Figuras de linguagem: exercício com gabarito - vestibulares e concursos


Leia estes trechos de textos:

TEXTO 1
Salvar a infância e a saúde, 
Salvar a arte, de quem censura, 
A democracia da ditadura, 
Salvar o belo, salvar o nobre, 
Salvar o aço (e algum cobre). 

FERNANDES, Millôr. Poeminha nacionalista salvatágio. 

TEXTO 2
Sete quedas por nós passaram 
E não soubemos amá-las, 
E todas sete foram mortas, 
E todas sete somem no ar, 
Sete fantasmas, sete crimes, 
Dos vivos golpeando a vida 
Que nunca mais renascerá. 

ANDRADE, Carlos Drummond de. Adeus a sete quedas. Jornal do Brasil.

TEXTO 3
E nem piratas, nem borrascas, nem dragões 
Vão me impedir de ser feliz 
De levantar a minha âncora e partir. 

RAMIL, Kleiton; RAMIL, Kledir. Navega coração. 

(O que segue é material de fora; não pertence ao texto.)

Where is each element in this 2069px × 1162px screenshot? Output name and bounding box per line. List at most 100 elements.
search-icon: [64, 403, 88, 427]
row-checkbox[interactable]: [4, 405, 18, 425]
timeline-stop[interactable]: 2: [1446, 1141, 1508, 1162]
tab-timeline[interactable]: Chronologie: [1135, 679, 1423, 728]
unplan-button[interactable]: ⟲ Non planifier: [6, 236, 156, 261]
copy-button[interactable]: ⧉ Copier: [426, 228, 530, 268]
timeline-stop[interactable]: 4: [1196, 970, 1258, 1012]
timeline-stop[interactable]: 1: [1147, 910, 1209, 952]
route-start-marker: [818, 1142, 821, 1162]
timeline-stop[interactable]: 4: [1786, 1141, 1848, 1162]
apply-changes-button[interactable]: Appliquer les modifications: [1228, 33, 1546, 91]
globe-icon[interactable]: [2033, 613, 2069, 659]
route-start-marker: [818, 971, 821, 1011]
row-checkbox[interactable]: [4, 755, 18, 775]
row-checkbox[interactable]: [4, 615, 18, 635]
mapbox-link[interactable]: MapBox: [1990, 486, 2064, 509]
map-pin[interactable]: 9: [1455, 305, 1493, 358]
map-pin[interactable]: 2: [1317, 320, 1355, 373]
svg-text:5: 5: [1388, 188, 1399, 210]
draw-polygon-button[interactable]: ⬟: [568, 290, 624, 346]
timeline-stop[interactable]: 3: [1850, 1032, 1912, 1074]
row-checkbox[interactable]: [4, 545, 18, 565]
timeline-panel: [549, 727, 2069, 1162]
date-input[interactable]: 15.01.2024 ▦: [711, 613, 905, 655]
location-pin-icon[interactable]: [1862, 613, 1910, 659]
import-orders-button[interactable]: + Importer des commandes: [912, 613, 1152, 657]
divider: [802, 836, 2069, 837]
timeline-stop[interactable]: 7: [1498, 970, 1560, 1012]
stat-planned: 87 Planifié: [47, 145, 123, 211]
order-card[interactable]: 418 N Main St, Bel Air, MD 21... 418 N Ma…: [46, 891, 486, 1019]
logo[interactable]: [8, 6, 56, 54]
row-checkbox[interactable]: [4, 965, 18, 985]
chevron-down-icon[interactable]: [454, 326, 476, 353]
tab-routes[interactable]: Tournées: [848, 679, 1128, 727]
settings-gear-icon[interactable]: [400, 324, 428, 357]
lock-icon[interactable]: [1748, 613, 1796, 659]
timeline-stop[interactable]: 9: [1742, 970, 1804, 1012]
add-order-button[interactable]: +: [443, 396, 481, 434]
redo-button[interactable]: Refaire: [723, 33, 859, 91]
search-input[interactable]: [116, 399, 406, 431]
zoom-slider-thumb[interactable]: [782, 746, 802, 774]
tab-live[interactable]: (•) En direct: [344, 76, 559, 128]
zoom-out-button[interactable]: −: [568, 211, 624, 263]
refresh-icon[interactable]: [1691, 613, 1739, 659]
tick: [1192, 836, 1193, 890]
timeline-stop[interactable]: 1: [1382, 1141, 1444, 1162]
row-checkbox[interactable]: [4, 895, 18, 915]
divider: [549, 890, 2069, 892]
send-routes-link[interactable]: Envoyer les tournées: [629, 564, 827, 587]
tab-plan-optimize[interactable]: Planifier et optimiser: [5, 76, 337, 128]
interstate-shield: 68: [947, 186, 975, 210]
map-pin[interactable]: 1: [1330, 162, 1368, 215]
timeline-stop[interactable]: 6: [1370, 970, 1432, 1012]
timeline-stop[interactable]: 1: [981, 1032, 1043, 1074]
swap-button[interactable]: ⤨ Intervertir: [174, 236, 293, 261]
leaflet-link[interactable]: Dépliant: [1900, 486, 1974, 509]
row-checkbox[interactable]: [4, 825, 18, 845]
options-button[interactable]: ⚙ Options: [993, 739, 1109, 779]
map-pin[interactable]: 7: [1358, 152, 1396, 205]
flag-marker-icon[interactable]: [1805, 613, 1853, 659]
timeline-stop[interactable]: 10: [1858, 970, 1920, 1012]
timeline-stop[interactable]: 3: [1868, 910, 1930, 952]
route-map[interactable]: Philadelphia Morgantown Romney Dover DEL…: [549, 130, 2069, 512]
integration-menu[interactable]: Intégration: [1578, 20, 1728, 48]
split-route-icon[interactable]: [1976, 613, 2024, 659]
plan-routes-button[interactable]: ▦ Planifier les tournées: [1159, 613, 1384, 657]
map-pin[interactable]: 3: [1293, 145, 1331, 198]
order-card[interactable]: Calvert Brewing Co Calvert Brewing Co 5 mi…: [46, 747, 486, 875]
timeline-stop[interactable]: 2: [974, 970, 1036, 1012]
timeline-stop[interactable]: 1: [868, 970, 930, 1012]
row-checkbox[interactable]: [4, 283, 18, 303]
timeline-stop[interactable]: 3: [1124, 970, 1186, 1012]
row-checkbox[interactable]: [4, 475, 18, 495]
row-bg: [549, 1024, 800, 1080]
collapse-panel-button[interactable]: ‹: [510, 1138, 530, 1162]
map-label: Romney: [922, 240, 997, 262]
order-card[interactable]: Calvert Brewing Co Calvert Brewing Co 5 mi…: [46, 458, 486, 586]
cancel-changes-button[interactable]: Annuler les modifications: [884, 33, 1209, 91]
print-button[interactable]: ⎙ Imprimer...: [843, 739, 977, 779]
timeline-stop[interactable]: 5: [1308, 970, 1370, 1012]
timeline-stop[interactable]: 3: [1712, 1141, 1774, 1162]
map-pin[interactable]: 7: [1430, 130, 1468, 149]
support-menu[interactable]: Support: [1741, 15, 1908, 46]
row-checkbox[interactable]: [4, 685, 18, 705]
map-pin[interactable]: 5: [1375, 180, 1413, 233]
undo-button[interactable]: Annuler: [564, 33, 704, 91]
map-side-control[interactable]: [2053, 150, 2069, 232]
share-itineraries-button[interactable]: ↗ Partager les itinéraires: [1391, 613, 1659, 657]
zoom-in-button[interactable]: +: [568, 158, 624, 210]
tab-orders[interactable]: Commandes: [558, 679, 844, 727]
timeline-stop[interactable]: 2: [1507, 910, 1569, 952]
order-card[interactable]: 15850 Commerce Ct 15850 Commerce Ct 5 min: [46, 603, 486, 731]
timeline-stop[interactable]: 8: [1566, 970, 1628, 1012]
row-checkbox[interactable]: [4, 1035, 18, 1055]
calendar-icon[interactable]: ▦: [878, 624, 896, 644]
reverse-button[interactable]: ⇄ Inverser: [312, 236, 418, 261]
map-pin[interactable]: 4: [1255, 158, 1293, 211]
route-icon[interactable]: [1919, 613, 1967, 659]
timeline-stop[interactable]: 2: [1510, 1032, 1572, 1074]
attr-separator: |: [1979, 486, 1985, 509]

Considerando os recursos de linguagem figurada empregados pelos poetas nos três fragmentos, responda aos itens de a a d. 

a) Elipse é uma figura de linguagem que consiste em omitir/subentender uma palavra ou expressão, geralmente com o objetivo de tornar mais conciso ("enxuto") o enunciado. Identifique exemplos dessa figura nos textos 1 e 2. 

b) Em 2 e em 3 identifica-se um recurso de linguagem que, além de estabelecer a conexão (articulação) entre partes do texto, contribui para a cadência/ritmo dos versos. Dê o nome dessa figura e aponte-a em ambos os fragmentos. 

c) Em 1 e em 2 há um outro recurso expressivo que também realça o ritmo dos versos. Nomeie essa figura de linguagem e aponte sua ocorrência nesses dois trechos. 

d) No texto 1, a palavra "cobre", se correlacionada a "aço", deve ser interpretada em sentido denotativo (literal), significando tipo de minério; no entanto, ao empregá-la entre parênteses, Millôr Fernandes teve a intenção de, por meio de uma metonímia, pôr em evidência o sentido informal dessa palavra. Esclareça qual é esse sentido e explique a metonímia.


a) Em 1: "salvar" (omitido no terceiro verso); em 2: "nós" (omitido no segundo verso).
Observação: se trata mais especificamente de zeugma (tipo particular de elipse que consiste na omissão de um termo já referido). 

b) Polissíndeto (repetição da conjunção). Em 2, repete-se a conjunção "e"; em 3, a conjunção "nem".

c) Anáfora (repetição de palavra/expressão) no início de uma série de frases ou versos. Em 1, repete-se "salvar"; em 2,  "E todas sete". Observação: no trecho 2 é válido considerar como parte da anáfora a repetição de "sete", que embora não ocorra no início dos versos, tem uma distribuição que contribui para o ritmo/musicalidade do texto.

d) A metonímia consiste na troca entre palavras de sentidos contíguos/vizinhos. Millôr usa "cobre" para substituir "dinheiro". Na linguagem informal "cobre" substitui "dinheiro", porque antigamente as moedas (o dinheiro) eram feitas de cobre; então, nessa relação de contiguidade, o nome do objeto (moeda) é substituído pelo material de que ele era feito (cobre).